The Discovery of Quinine
Quinine has been referred to as "Jesuits' bark,"
"cardinal's bark," and "sacred bark."
Its name stems from its use in 1630 by Jesuit missionaries in the Andes (a
mountain range in western South America). A legend suggests earlier use by
the native population. According to the legend, an Indian with a high
fever was lost in an Andean jungle. When he drank from a pool of stagnant
(standing) water, he found it tasted bitter. Realizing it had been
contaminated by the surrounding quina-quina trees he thought he was
poisoned. But his fever abated, and thereafter his village used extracts
made from quina-quina bark to treat fevers.

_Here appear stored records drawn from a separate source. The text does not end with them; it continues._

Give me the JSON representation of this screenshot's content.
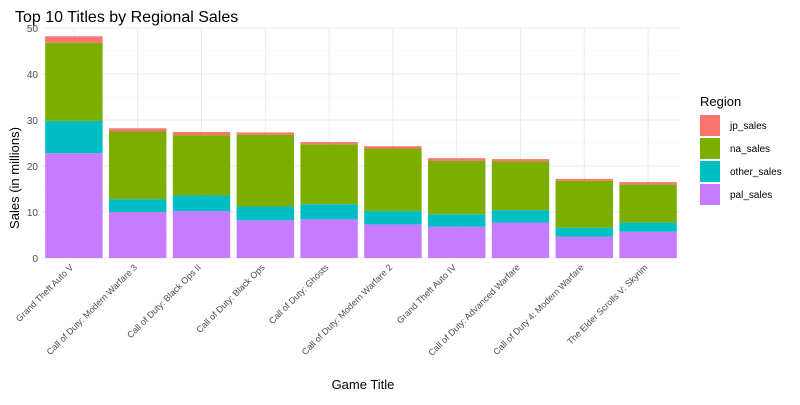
{
  "chart_data": {
    "type": "bar",
    "stacked": true,
    "title": "Top 10 Titles by Regional Sales",
    "xlabel": "Game Title",
    "ylabel": "Sales (in millions)",
    "ylim": [
      0,
      50
    ],
    "yticks": [
      0,
      10,
      20,
      30,
      40,
      50
    ],
    "grid": true,
    "legend_title": "Region",
    "legend_position": "right",
    "categories": [
      "Grand Theft Auto V",
      "Call of Duty: Modern Warfare 3",
      "Call of Duty: Black Ops II",
      "Call of Duty: Black Ops",
      "Call of Duty: Ghosts",
      "Call of Duty: Modern Warfare 2",
      "Grand Theft Auto IV",
      "Call of Duty: Advanced Warfare",
      "Call of Duty 4: Modern Warfare",
      "The Elder Scrolls V: Skyrim"
    ],
    "series": [
      {
        "name": "pal_sales",
        "color": "#C77CFF",
        "values": [
          22.8,
          10.0,
          10.2,
          8.2,
          8.4,
          7.3,
          6.8,
          7.7,
          4.6,
          5.7
        ]
      },
      {
        "name": "other_sales",
        "color": "#00BFC4",
        "values": [
          7.0,
          2.8,
          3.4,
          3.0,
          3.3,
          2.9,
          2.7,
          2.7,
          2.0,
          2.0
        ]
      },
      {
        "name": "na_sales",
        "color": "#7CAE00",
        "values": [
          17.0,
          14.7,
          13.1,
          15.6,
          13.0,
          13.6,
          11.6,
          10.6,
          10.2,
          8.3
        ]
      },
      {
        "name": "jp_sales",
        "color": "#F8766D",
        "values": [
          1.4,
          0.7,
          0.7,
          0.5,
          0.5,
          0.5,
          0.6,
          0.5,
          0.4,
          0.5
        ]
      }
    ],
    "legend_order": [
      "jp_sales",
      "na_sales",
      "other_sales",
      "pal_sales"
    ]
  }
}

The legend of quinine's discovery accepted in Europe involves the
Countess of Chinchon, who had visited Peru. While in Peru the countess
contracted a fever which was cured by the bark of a tree. Returning to
Spain with the bark, she introduced quinine to Europe in 1638. In 1742
Swedish botanist Carol Linnaeus (1707-1778) called the tree
"Cinchona" in her honor. The legend is a bit faulty. In
fact, the Countess never had malaria and died in Colombia before reaching
Spain.
Synthesizing Quinine
Malaria is a lethal disease worldwide. Because it is so widespread, the
potential value of quinine inspired research into its synthesis. In 1820
French chemist Pierre-Joseph Pelletier (1788-1842) and Joseph-Bienaime
Caventou (1795-1877) isolated quinine from cinchona bark. In 1908, P. Rabe
theorized the correct chemical structure of quinine. This structure was
not confirmed, however, until 1944 when American chemist Robert Burns
Woodward (1917-1989; 1965 Nobel Prize winner in chemistry) and William von
Eggers Doering first successfully synthesized the chemical. This was an
amazing achievement of synthetic organic chemistry, but of little
commercial value as the cost of the process was too high to be practical.
In the beginning of the twentieth century most of the naturally produced
quinine originated in Java, now part of Indonesia. During World War I
(1914-1918), Germany was cut off from supplies of quinine and developed
the synthetic substitute Atabrine. By 1942 when the United States entered
World War II (1939-1945), the Javanese plantations were controlled by
Japan. American soldiers fighting in North Africa and the South Pacific
islands were devastated by malaria. White pills taken from captured
Italian soldiers were sent back to the United States. They were found to
be the synthetic antimalarial drug chloroquine. The drug was manufactured
by the same German lab as Atabrine. The United States was then able to
synthesize several tons of its own before the end of the war.
Today, both chloroquine and Atabrine are used to prevent malaria. There
are areas of the world, however, where malaria parasites have developed a
resistance to synthetic drugs. Vietnam is one of those areas. For those
cases, quinine is still effective in malaria treatment.